When Ulysses and Penelope had had their fill of love they fell
talking with one another. She told him how much she had had to
bear in seeing the house filled with a crowd of wicked suitors
who had killed so many sheep and oxen on her account, and had
drunk so many casks of wine. Ulysses in his turn told her what
he had suffered, and how much trouble he had himself given to
other people. He told her everything, and she was so delighted
to listen that she never went to sleep till he had ended his
whole story.

He began with his victory over the Cicons, and how he thence
reached the fertile land of the Lotus-eaters. He told her all
about the Cyclops and how he had punished him for having so
ruthlessly eaten his brave comrades; how he then went on to
Aeolus, who received him hospitably and furthered him on his
way, but even so he was not to reach home, for to his great
grief a hurricane carried him out to sea again; how he went on
to the Laestrygonian city Telepylos, where the people destroyed
all his ships with their crews, save himself and his own ship
only. Then he told of cunning Circe and her craft, and how he
sailed to the chill house of Hades, to consult the ghost of the
Theban prophet Teiresias, and how he saw his old comrades in
arms, and his mother who bore him and brought him up when he was
a child; how he then heard the wondrous singing of the Sirens,
and went on to the wandering rocks and terrible Charybdis and to
Scylla, whom no man had ever yet passed in safety; how his men
then ate the cattle of the sun-god, and how Jove therefore
struck the ship with his thunderbolts, so that all his men
perished together, himself alone being left alive; how at last
he reached the Ogygian island and the nymph Calypso, who kept
him there in a cave, and fed him, and wanted him to marry her,
in which case she intended making him immortal so that he should
never grow old, but she could not persuade him to let her do so;
and how after much suffering he had found his way to the
Phaeacians, who had treated him as though he had been a god, and
sent him back in a ship to his own country after having given
him gold, bronze, and raiment in great abundance. This was the
last thing about which he told her, for here a deep sleep took
hold upon him and eased the burden of his sorrows.

Then Minerva bethought her of another matter. When she deemed
that Ulysses had had both of his wife and of repose, she bade
gold-enthroned Dawn rise out of Oceanus that she might shed
light upon mankind. On this, Ulysses rose from his comfortable
bed and said to Penelope, "Wife, we have both of us had our full
share of troubles, you, here, in lamenting my absence, and I in
being prevented from getting home though I was longing all the
time to do so. Now, however, that we have at last come together,
take care of the property that is in the house.
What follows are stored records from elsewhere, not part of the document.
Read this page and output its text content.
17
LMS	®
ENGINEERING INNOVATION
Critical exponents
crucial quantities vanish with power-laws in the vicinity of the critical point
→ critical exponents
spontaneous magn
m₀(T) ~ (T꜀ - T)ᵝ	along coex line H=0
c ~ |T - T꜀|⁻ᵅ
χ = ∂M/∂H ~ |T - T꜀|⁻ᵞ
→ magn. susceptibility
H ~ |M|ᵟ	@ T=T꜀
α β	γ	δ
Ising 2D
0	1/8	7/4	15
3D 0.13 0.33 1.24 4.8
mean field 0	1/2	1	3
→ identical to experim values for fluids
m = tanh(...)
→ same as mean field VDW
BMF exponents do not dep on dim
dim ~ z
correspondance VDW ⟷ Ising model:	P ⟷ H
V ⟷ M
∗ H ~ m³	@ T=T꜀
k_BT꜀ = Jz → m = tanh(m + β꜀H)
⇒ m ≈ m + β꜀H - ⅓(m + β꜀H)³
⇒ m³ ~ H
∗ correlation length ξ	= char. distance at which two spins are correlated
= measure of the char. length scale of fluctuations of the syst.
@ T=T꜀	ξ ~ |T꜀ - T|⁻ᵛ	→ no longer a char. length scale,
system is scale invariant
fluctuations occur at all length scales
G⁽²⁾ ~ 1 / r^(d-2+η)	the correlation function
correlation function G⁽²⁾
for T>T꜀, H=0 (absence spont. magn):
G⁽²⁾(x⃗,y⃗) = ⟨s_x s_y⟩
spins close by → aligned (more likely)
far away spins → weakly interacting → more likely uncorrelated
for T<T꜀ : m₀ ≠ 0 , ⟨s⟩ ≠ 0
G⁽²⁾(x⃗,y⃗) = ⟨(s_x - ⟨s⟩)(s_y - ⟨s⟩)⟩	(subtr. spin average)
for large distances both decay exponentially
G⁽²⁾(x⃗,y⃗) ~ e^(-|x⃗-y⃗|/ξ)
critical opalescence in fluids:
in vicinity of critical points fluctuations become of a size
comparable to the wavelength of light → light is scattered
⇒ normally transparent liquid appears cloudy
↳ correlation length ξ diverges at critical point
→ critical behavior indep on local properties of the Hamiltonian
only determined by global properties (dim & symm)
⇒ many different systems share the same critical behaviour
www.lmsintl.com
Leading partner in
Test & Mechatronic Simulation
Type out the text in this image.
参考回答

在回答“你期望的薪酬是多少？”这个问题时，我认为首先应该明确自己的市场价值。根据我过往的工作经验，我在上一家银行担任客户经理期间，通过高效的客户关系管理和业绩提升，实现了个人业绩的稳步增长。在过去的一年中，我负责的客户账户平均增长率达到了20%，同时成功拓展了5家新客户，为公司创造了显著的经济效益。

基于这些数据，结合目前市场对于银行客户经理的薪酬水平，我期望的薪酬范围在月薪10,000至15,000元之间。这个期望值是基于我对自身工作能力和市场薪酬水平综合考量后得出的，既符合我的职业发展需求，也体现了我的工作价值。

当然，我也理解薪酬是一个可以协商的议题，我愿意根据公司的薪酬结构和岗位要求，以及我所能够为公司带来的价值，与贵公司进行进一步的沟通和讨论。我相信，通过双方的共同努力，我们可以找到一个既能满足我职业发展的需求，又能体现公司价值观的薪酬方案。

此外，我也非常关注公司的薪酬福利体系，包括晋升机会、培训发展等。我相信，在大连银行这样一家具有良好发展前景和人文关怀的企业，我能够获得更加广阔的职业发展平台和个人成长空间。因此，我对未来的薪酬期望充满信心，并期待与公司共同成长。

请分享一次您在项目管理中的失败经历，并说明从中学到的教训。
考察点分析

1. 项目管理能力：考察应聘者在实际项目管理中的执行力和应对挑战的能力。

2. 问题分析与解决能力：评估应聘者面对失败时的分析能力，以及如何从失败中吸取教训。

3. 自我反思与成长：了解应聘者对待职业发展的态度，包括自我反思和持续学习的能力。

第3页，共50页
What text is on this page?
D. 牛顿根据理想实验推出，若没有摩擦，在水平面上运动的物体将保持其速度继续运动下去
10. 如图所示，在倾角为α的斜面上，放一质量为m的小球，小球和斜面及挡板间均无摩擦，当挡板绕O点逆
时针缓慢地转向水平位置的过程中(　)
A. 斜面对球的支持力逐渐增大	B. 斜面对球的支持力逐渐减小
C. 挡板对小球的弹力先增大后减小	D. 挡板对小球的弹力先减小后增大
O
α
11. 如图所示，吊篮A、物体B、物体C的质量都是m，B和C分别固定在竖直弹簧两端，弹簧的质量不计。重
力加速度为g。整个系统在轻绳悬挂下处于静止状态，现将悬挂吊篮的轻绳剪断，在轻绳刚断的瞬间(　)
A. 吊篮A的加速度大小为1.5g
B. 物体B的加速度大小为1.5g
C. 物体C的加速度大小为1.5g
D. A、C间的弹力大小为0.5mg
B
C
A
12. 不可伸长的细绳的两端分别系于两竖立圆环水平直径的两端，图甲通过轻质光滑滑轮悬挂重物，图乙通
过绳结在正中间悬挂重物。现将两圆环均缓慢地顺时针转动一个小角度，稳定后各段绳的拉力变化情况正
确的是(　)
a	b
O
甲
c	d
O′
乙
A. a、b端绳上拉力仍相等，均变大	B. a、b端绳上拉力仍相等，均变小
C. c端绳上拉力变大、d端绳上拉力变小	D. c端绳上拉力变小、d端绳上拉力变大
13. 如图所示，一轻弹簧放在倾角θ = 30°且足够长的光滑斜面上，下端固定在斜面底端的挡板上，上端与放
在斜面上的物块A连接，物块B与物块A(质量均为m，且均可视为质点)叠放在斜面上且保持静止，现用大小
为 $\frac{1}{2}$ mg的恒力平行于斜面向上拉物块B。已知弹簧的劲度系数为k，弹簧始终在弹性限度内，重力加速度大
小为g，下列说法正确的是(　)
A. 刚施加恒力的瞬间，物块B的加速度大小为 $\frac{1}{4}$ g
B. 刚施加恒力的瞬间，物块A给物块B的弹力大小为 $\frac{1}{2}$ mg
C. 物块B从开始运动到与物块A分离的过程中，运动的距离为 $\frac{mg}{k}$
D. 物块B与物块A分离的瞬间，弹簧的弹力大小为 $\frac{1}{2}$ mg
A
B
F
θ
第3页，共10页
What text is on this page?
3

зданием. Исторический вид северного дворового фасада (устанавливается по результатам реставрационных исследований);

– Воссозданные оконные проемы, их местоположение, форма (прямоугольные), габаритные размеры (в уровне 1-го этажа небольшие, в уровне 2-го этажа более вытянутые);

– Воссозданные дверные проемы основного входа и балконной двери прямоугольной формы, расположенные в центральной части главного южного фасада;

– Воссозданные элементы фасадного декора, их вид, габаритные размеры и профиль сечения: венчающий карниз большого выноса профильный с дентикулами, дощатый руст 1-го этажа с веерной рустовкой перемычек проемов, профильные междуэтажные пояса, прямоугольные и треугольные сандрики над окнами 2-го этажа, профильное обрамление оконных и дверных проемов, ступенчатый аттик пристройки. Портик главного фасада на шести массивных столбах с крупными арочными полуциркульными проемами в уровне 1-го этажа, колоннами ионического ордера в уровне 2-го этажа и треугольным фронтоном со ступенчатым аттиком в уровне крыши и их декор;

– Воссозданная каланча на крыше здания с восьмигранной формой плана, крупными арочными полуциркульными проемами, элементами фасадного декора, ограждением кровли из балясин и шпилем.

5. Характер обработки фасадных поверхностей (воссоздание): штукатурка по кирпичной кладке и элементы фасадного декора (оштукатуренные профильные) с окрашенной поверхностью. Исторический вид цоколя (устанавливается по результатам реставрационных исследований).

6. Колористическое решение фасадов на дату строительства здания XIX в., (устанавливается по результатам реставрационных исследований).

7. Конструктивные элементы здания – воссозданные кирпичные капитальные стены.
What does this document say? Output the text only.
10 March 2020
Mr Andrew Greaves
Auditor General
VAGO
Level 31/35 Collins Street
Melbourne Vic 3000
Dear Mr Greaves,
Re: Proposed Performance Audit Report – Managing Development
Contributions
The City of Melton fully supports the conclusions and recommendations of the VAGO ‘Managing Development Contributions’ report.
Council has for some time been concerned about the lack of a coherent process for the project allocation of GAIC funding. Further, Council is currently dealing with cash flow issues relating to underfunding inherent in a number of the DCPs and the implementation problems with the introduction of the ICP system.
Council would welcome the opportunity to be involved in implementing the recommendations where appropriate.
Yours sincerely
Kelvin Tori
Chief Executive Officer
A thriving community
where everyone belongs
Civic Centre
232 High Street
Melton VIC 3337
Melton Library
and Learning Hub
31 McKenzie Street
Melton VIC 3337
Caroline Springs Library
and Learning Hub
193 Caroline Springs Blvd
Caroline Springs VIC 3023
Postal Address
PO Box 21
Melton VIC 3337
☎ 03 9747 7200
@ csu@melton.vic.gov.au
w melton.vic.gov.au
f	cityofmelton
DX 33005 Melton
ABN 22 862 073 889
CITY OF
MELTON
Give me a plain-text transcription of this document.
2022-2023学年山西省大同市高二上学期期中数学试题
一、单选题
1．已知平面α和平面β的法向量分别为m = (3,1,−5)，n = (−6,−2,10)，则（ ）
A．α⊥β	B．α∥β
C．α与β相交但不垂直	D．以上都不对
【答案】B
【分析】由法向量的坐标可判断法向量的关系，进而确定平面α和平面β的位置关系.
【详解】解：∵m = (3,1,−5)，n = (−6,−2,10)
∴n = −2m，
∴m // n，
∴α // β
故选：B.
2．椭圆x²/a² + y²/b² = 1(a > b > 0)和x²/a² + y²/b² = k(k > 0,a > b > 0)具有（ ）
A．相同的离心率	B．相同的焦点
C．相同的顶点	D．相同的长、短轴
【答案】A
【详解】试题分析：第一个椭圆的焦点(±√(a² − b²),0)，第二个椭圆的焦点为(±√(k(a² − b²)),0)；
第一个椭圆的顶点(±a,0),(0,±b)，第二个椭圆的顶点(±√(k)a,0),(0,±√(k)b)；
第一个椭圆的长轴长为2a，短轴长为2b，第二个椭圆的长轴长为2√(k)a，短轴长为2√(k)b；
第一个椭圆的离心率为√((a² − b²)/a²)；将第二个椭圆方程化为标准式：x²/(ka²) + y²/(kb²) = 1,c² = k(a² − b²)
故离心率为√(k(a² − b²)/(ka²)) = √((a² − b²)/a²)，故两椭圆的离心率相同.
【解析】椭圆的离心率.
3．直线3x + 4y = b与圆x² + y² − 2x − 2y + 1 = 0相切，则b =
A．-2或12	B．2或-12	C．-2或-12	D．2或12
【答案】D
As for the sheep
and goats which the wicked suitors have eaten, I will take many
myself by force from other people, and will compel the Achaeans
to make good the rest till they shall have filled all my yards.
I am now going to the wooded lands out in the country to see my
father who has so long been grieved on my account, and to
yourself I will give these instructions, though you have little
need of them. At sunrise it will at once get abroad that I have
been killing the suitors; go upstairs, therefore, {184} and stay
there with your women. See nobody and ask no questions." {185}

As he spoke he girded on his armour. Then he roused Telemachus,
Philoetius, and Eumaeus, and told them all to put on their
armour also. This they did, and armed themselves. When they had
done so, they opened the gates and sallied forth, Ulysses
leading the way. It was now daylight, but Minerva nevertheless
concealed them in darkness and led them quickly out of the town.